Perittopus zhengi

Scientific classification
- Domain: Eukaryota
- Kingdom: Animalia
- Phylum: Arthropoda
- Class: Insecta
- Order: Hemiptera
- Suborder: Heteroptera
- Family: Veliidae
- Genus: Perittopus
- Species: P. zhengi
- Binomial name: Perittopus zhengi Ye, Chen & Bu, 2013

= Perittopus zhengi =

- Genus: Perittopus
- Species: zhengi
- Authority: Ye, Chen & Bu, 2013

Species of true bug

Perittopus zhengi is a species of riffle bug from Thailand (Chiang Mai Province). It was described in 2013 by Zhen Ye, Pingping Chen and Wenjun Bu, and is named after Professor Leyi Zheng. Its authors placed it to the "eastern species group" within genus Perittopus.

==Description==
Specimens of both sexes are orange and brown and have dark brown, segmented antennae. Among wingless (apterous) specimens, females are longer than their male counterparts at respectively 3-3.1&mm and 2.7 mm body length.
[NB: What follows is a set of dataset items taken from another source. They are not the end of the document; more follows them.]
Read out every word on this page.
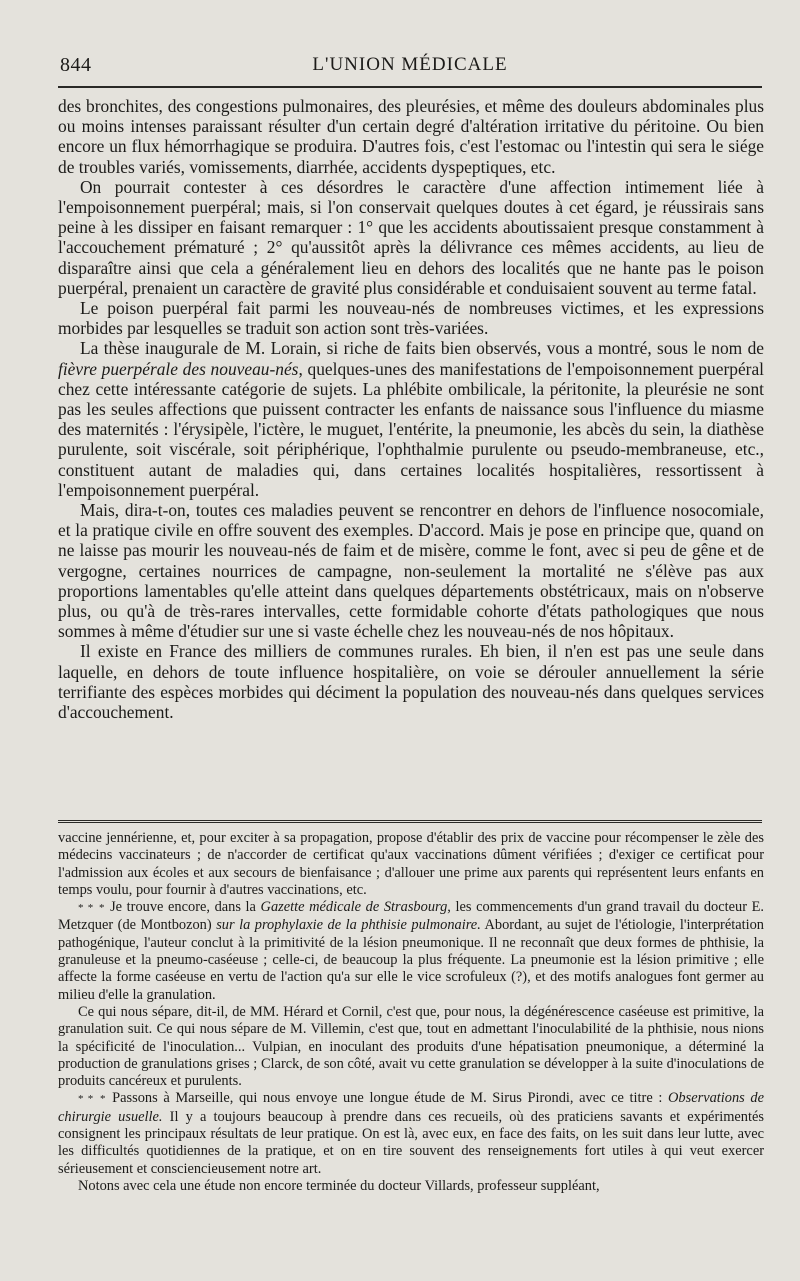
844	L'UNION MÉDICALE

des bronchites, des congestions pulmonaires, des pleurésies, et même des douleurs abdominales plus ou moins intenses paraissant résulter d'un certain degré d'altération irritative du péritoine. Ou bien encore un flux hémorrhagique se produira. D'autres fois, c'est l'estomac ou l'intestin qui sera le siége de troubles variés, vomissements, diarrhée, accidents dyspeptiques, etc.

On pourrait contester à ces désordres le caractère d'une affection intimement liée à l'empoisonnement puerpéral; mais, si l'on conservait quelques doutes à cet égard, je réussirais sans peine à les dissiper en faisant remarquer : 1° que les accidents aboutissaient presque constamment à l'accouchement prématuré ; 2° qu'aussitôt après la délivrance ces mêmes accidents, au lieu de disparaître ainsi que cela a généralement lieu en dehors des localités que ne hante pas le poison puerpéral, prenaient un caractère de gravité plus considérable et conduisaient souvent au terme fatal.

Le poison puerpéral fait parmi les nouveau-nés de nombreuses victimes, et les expressions morbides par lesquelles se traduit son action sont très-variées.

La thèse inaugurale de M. Lorain, si riche de faits bien observés, vous a montré, sous le nom de fièvre puerpérale des nouveau-nés, quelques-unes des manifestations de l'empoisonnement puerpéral chez cette intéressante catégorie de sujets. La phlébite ombilicale, la péritonite, la pleurésie ne sont pas les seules affections que puissent contracter les enfants de naissance sous l'influence du miasme des maternités : l'érysipèle, l'ictère, le muguet, l'entérite, la pneumonie, les abcès du sein, la diathèse purulente, soit viscérale, soit périphérique, l'ophthalmie purulente ou pseudo-membraneuse, etc., constituent autant de maladies qui, dans certaines localités hospitalières, ressortissent à l'empoisonnement puerpéral.

Mais, dira-t-on, toutes ces maladies peuvent se rencontrer en dehors de l'influence nosocomiale, et la pratique civile en offre souvent des exemples. D'accord. Mais je pose en principe que, quand on ne laisse pas mourir les nouveau-nés de faim et de misère, comme le font, avec si peu de gêne et de vergogne, certaines nourrices de campagne, non-seulement la mortalité ne s'élève pas aux proportions lamentables qu'elle atteint dans quelques départements obstétricaux, mais on n'observe plus, ou qu'à de très-rares intervalles, cette formidable cohorte d'états pathologiques que nous sommes à même d'étudier sur une si vaste échelle chez les nouveau-nés de nos hôpitaux.

Il existe en France des milliers de communes rurales. Eh bien, il n'en est pas une seule dans laquelle, en dehors de toute influence hospitalière, on voie se dérouler annuellement la série terrifiante des espèces morbides qui déciment la population des nouveau-nés dans quelques services d'accouchement.

vaccine jennérienne, et, pour exciter à sa propagation, propose d'établir des prix de vaccine pour récompenser le zèle des médecins vaccinateurs ; de n'accorder de certificat qu'aux vaccinations dûment vérifiées ; d'exiger ce certificat pour l'admission aux écoles et aux secours de bienfaisance ; d'allouer une prime aux parents qui représentent leurs enfants en temps voulu, pour fournir à d'autres vaccinations, etc.

* * * Je trouve encore, dans la Gazette médicale de Strasbourg, les commencements d'un grand travail du docteur E. Metzquer (de Montbozon) sur la prophylaxie de la phthisie pulmonaire. Abordant, au sujet de l'étiologie, l'interprétation pathogénique, l'auteur conclut à la primitivité de la lésion pneumonique. Il ne reconnaît que deux formes de phthisie, la granuleuse et la pneumo-caséeuse ; celle-ci, de beaucoup la plus fréquente. La pneumonie est la lésion primitive ; elle affecte la forme caséeuse en vertu de l'action qu'a sur elle le vice scrofuleux (?), et des motifs analogues font germer au milieu d'elle la granulation.

Ce qui nous sépare, dit-il, de MM. Hérard et Cornil, c'est que, pour nous, la dégénérescence caséeuse est primitive, la granulation suit. Ce qui nous sépare de M. Villemin, c'est que, tout en admettant l'inoculabilité de la phthisie, nous nions la spécificité de l'inoculation... Vulpian, en inoculant des produits d'une hépatisation pneumonique, a déterminé la production de granulations grises ; Clarck, de son côté, avait vu cette granulation se développer à la suite d'inoculations de produits cancéreux et purulents.

* * * Passons à Marseille, qui nous envoye une longue étude de M. Sirus Pirondi, avec ce titre : Observations de chirurgie usuelle. Il y a toujours beaucoup à prendre dans ces recueils, où des praticiens savants et expérimentés consignent les principaux résultats de leur pratique. On est là, avec eux, en face des faits, on les suit dans leur lutte, avec les difficultés quotidiennes de la pratique, et on en tire souvent des renseignements fort utiles à qui veut exercer sérieusement et consciencieusement notre art.

Notons avec cela une étude non encore terminée du docteur Villards, professeur suppléant,
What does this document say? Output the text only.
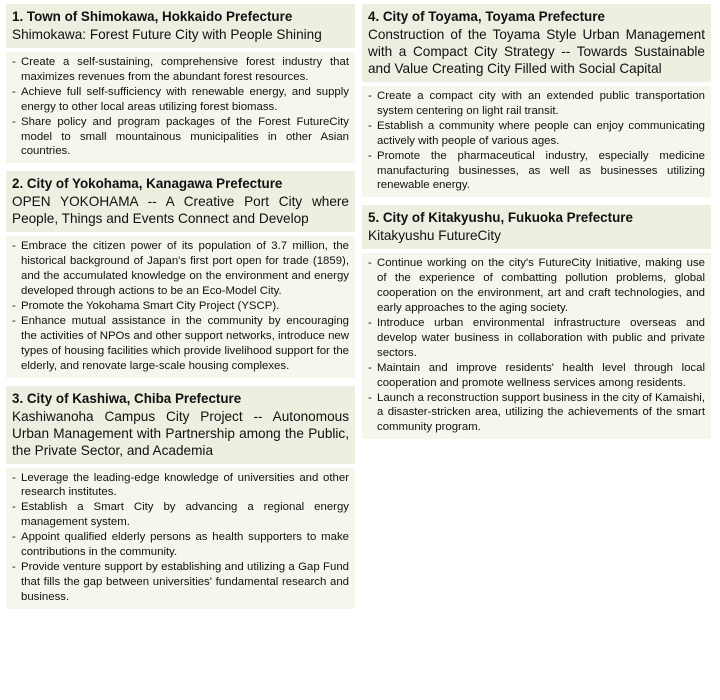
1. Town of Shimokawa, Hokkaido Prefecture
Shimokawa: Forest Future City with People Shining
- Create a self-sustaining, comprehensive forest industry that maximizes revenues from the abundant forest resources.
- Achieve full self-sufficiency with renewable energy, and supply energy to other local areas utilizing forest biomass.
- Share policy and program packages of the Forest FutureCity model to small mountainous municipalities in other Asian countries.
2. City of Yokohama, Kanagawa Prefecture
OPEN YOKOHAMA -- A Creative Port City where People, Things and Events Connect and Develop
- Embrace the citizen power of its population of 3.7 million, the historical background of Japan's first port open for trade (1859), and the accumulated knowledge on the environment and energy developed through actions to be an Eco-Model City.
- Promote the Yokohama Smart City Project (YSCP).
- Enhance mutual assistance in the community by encouraging the activities of NPOs and other support networks, introduce new types of housing facilities which provide livelihood support for the elderly, and renovate large-scale housing complexes.
3. City of Kashiwa, Chiba Prefecture
Kashiwanoha Campus City Project -- Autonomous Urban Management with Partnership among the Public, the Private Sector, and Academia
- Leverage the leading-edge knowledge of universities and other research institutes.
- Establish a Smart City by advancing a regional energy management system.
- Appoint qualified elderly persons as health supporters to make contributions in the community.
- Provide venture support by establishing and utilizing a Gap Fund that fills the gap between universities' fundamental research and business.
4. City of Toyama, Toyama Prefecture
Construction of the Toyama Style Urban Management with a Compact City Strategy -- Towards Sustainable and Value Creating City Filled with Social Capital
- Create a compact city with an extended public transportation system centering on light rail transit.
- Establish a community where people can enjoy communicating actively with people of various ages.
- Promote the pharmaceutical industry, especially medicine manufacturing businesses, as well as businesses utilizing renewable energy.
5. City of Kitakyushu, Fukuoka Prefecture
Kitakyushu FutureCity
- Continue working on the city's FutureCity Initiative, making use of the experience of combatting pollution problems, global cooperation on the environment, art and craft technologies, and early approaches to the aging society.
- Introduce urban environmental infrastructure overseas and develop water business in collaboration with public and private sectors.
- Maintain and improve residents' health level through local cooperation and promote wellness services among residents.
- Launch a reconstruction support business in the city of Kamaishi, a disaster-stricken area, utilizing the achievements of the smart community program.
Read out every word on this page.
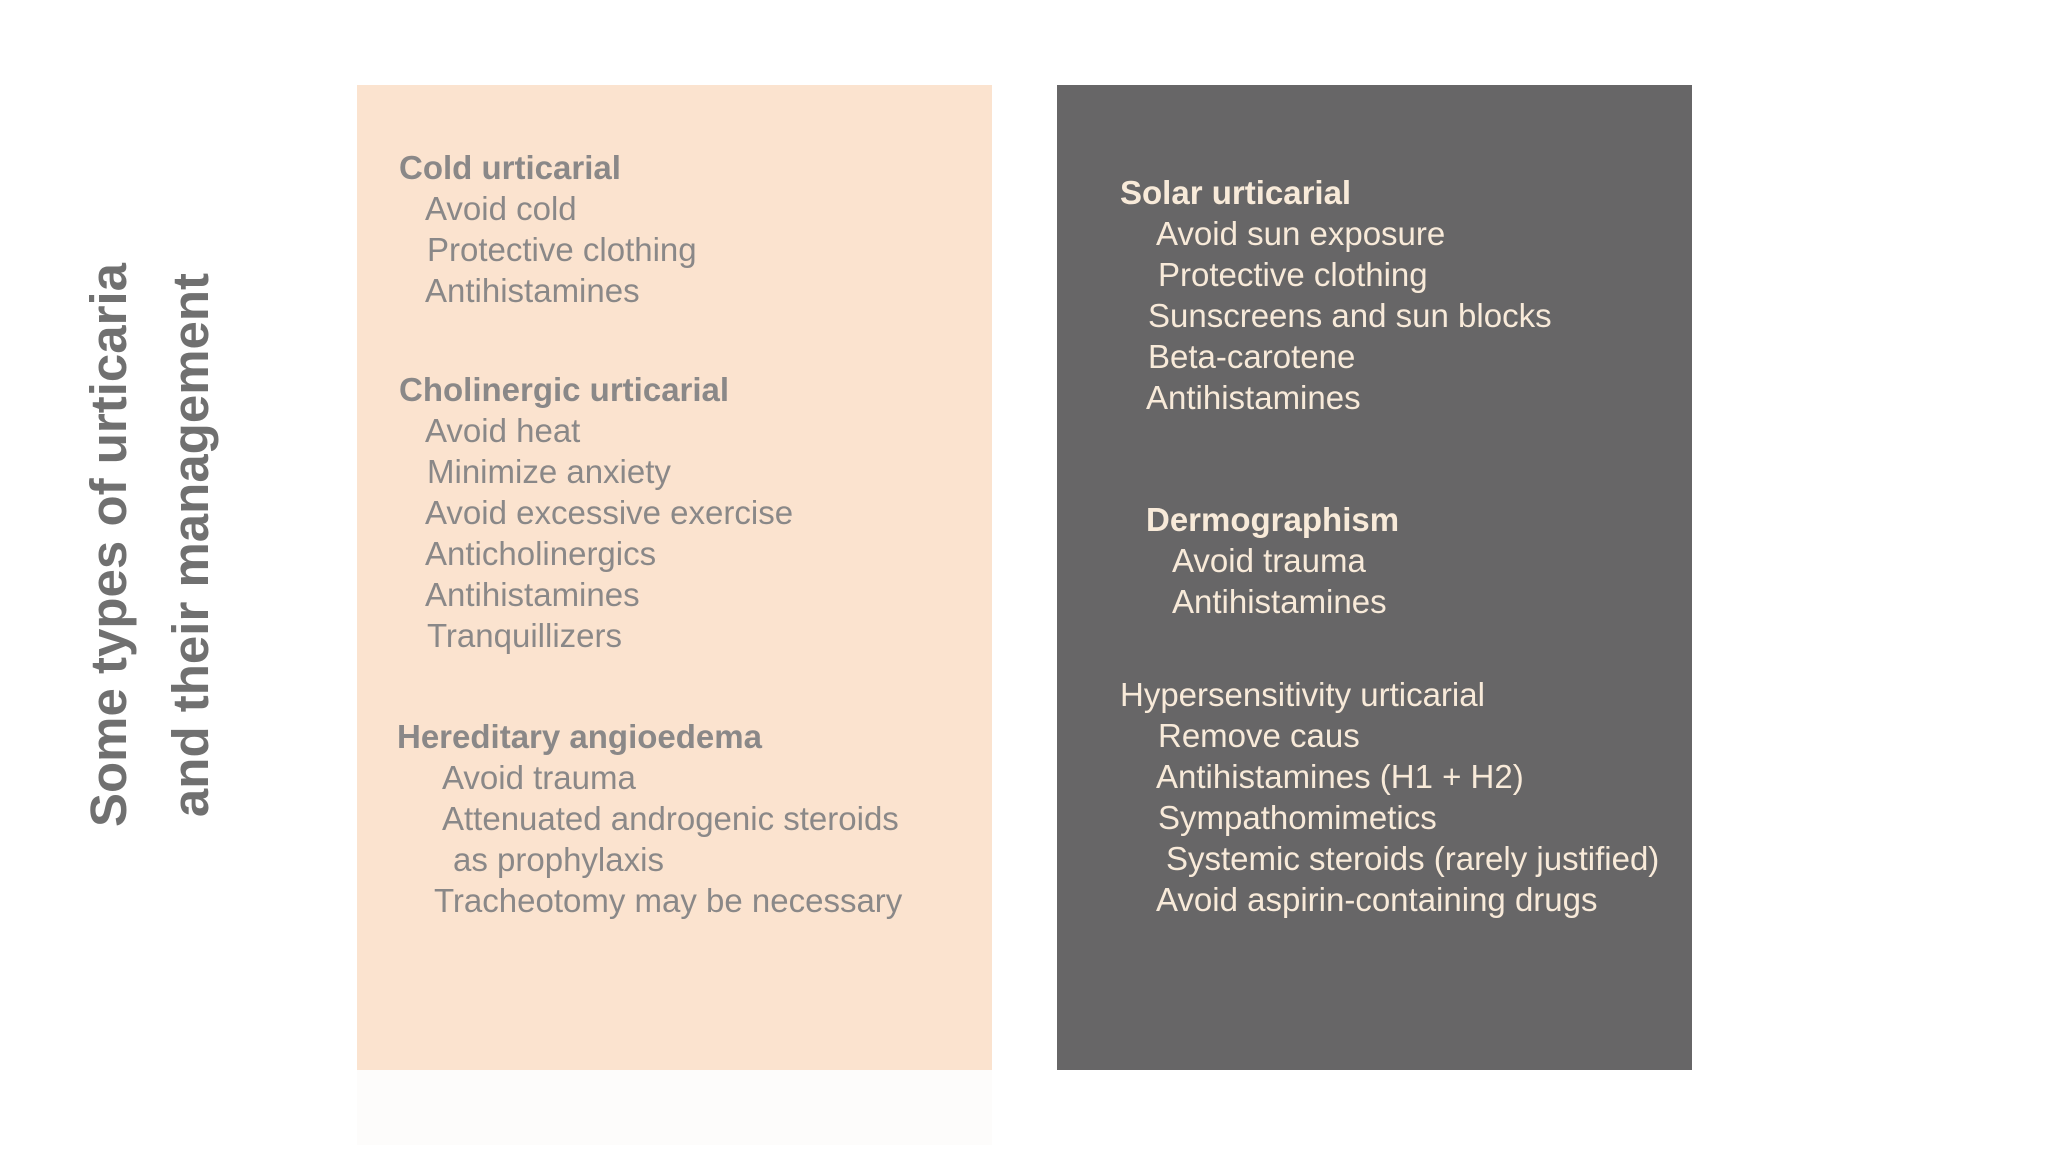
Some types of urticaria and their management
Cold urticarial
Avoid cold
Protective clothing
Antihistamines
Cholinergic urticarial
Avoid heat
Minimize anxiety
Avoid excessive exercise
Anticholinergics
Antihistamines
Tranquillizers
Hereditary angioedema
Avoid trauma
Attenuated androgenic steroids
as prophylaxis
Tracheotomy may be necessary
Solar urticarial
Avoid sun exposure
Protective clothing
Sunscreens and sun blocks
Beta-carotene
Antihistamines
Dermographism
Avoid trauma
Antihistamines
Hypersensitivity urticarial
Remove caus
Antihistamines (H1 + H2)
Sympathomimetics
Systemic steroids (rarely justified)
Avoid aspirin-containing drugs
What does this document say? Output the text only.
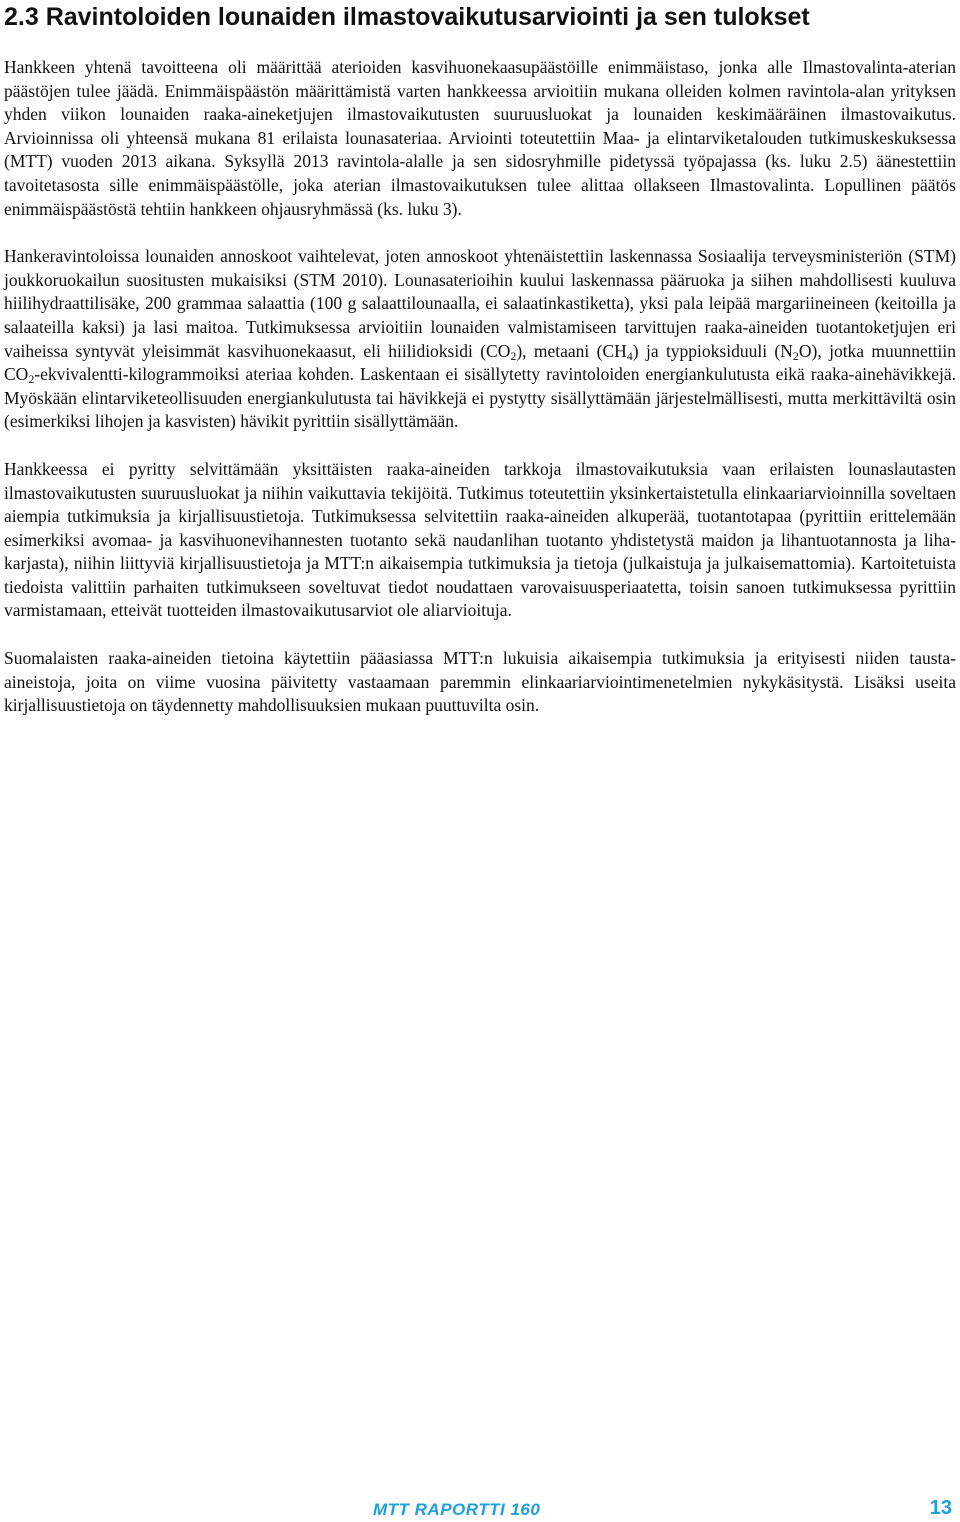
2.3 Ravintoloiden lounaiden ilmastovaikutusarviointi ja sen tulokset

Hankkeen yhtenä tavoitteena oli määrittää aterioiden kasvihuonekaasupäästöille enimmäistaso, jonka alle Ilmastovalinta-aterian päästöjen tulee jäädä. Enimmäispäästön määrittämistä varten hankkeessa arvioitiin mukana olleiden kolmen ravintola-alan yrityksen yhden viikon lounaiden raaka-aineketjujen ilmastovaikutusten suuruusluokat ja lounaiden keskimääräinen ilmastovaikutus. Arvioinnissa oli yhteensä mukana 81 erilaista lounasateriaa. Arviointi toteutettiin Maa- ja elintarviketalouden tutkimuskeskuksessa (MTT) vuoden 2013 aikana. Syksyllä 2013 ravintola-alalle ja sen sidosryhmille pidetyssä työpajassa (ks. luku 2.5) äänestettiin tavoitetasosta sille enimmäispäästölle, joka aterian ilmastovaikutuksen tulee alittaa ollakseen Ilmastovalinta. Lopullinen päätös enimmäispäästöstä tehtiin hankkeen ohjausryhmässä (ks. luku 3).

Hankeravintoloissa lounaiden annoskoot vaihtelevat, joten annoskoot yhtenäistettiin laskennassa Sosiaalija terveysministeriön (STM) joukkoruokailun suositusten mukaisiksi (STM 2010). Lounasaterioihin kuului laskennassa pääruoka ja siihen mahdollisesti kuuluva hiilihydraattilisäke, 200 grammaa salaattia (100 g salaattilounaalla, ei salaatinkastiketta), yksi pala leipää margariineineen (keitoilla ja salaateilla kaksi) ja lasi maitoa. Tutkimuksessa arvioitiin lounaiden valmistamiseen tarvittujen raaka-aineiden tuotantoketjujen eri vaiheissa syntyvät yleisimmät kasvihuonekaasut, eli hiilidioksidi $(CO_2)$, metaani $(CH_4)$ ja typpioksiduuli $(N_2O)$, jotka muunnettiin $CO_2-ekvivalentti$-kilogrammoiksi ateriaa kohden. Laskentaan ei sisällytetty ravintoloiden energiankulutusta eikä raaka-ainehävikkejä. Myöskään elintarviketeollisuuden energiankulutusta tai hävikkejä ei pystytty sisällyttämään järjestelmällisesti, mutta merkittäviltä osin (esimerkiksi lihojen ja kasvisten) hävikit pyrittiin sisällyttämään.

Hankkeessa ei pyritty selvittämään yksittäisten raaka-aineiden tarkkoja ilmastovaikutuksia vaan erilaisten lounaslautasten ilmastovaikutusten suuruusluokat ja niihin vaikuttavia tekijöitä. Tutkimus toteutettiin yksinkertaistetulla elinkaariarvioinnilla soveltaen aiempia tutkimuksia ja kirjallisuustietoja. Tutkimuksessa selvitettiin raaka-aineiden alkuperää, tuotantotapaa (pyrittiin erittelemään esimerkiksi avomaa- ja kasvihuonevihannesten tuotanto sekä naudanlihan tuotanto yhdistetystä maidon ja lihantuotannosta ja lihakarjasta), niihin liittyviä kirjallisuustietoja ja MTT:n aikaisempia tutkimuksia ja tietoja (julkaistuja ja julkaisemattomia). Kartoitetuista tiedoista valittiin parhaiten tutkimukseen soveltuvat tiedot noudattaen varovaisuusperiaatetta, toisin sanoen tutkimuksessa pyrittiin varmistamaan, etteivät tuotteiden ilmastovaikutusarviot ole aliarvioituja.

Suomalaisten raaka-aineiden tietoina käytettiin pääasiassa MTT:n lukuisia aikaisempia tutkimuksia ja erityisesti niiden tausta-aineistoja, joita on viime vuosina päivitetty vastaamaan paremmin elinkaariarviointimenetelmien nykykäsitystä. Lisäksi useita kirjallisuustietoja on täydennetty mahdollisuuksien mukaan puuttuvilta osin.

MTT RAPORTTI 160	13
For winged (macropterous) specimens, this is the other way around: winged males are, at 3.4-3.5 mm, slightly larger than winged females, which measure 3.2-3.3 mm.

Specimens resemble those of Perittopus asiaticus, to which it is closely related and with which it may co-occur. Winged female specimens of both species are particularly difficult to reliably tell apart.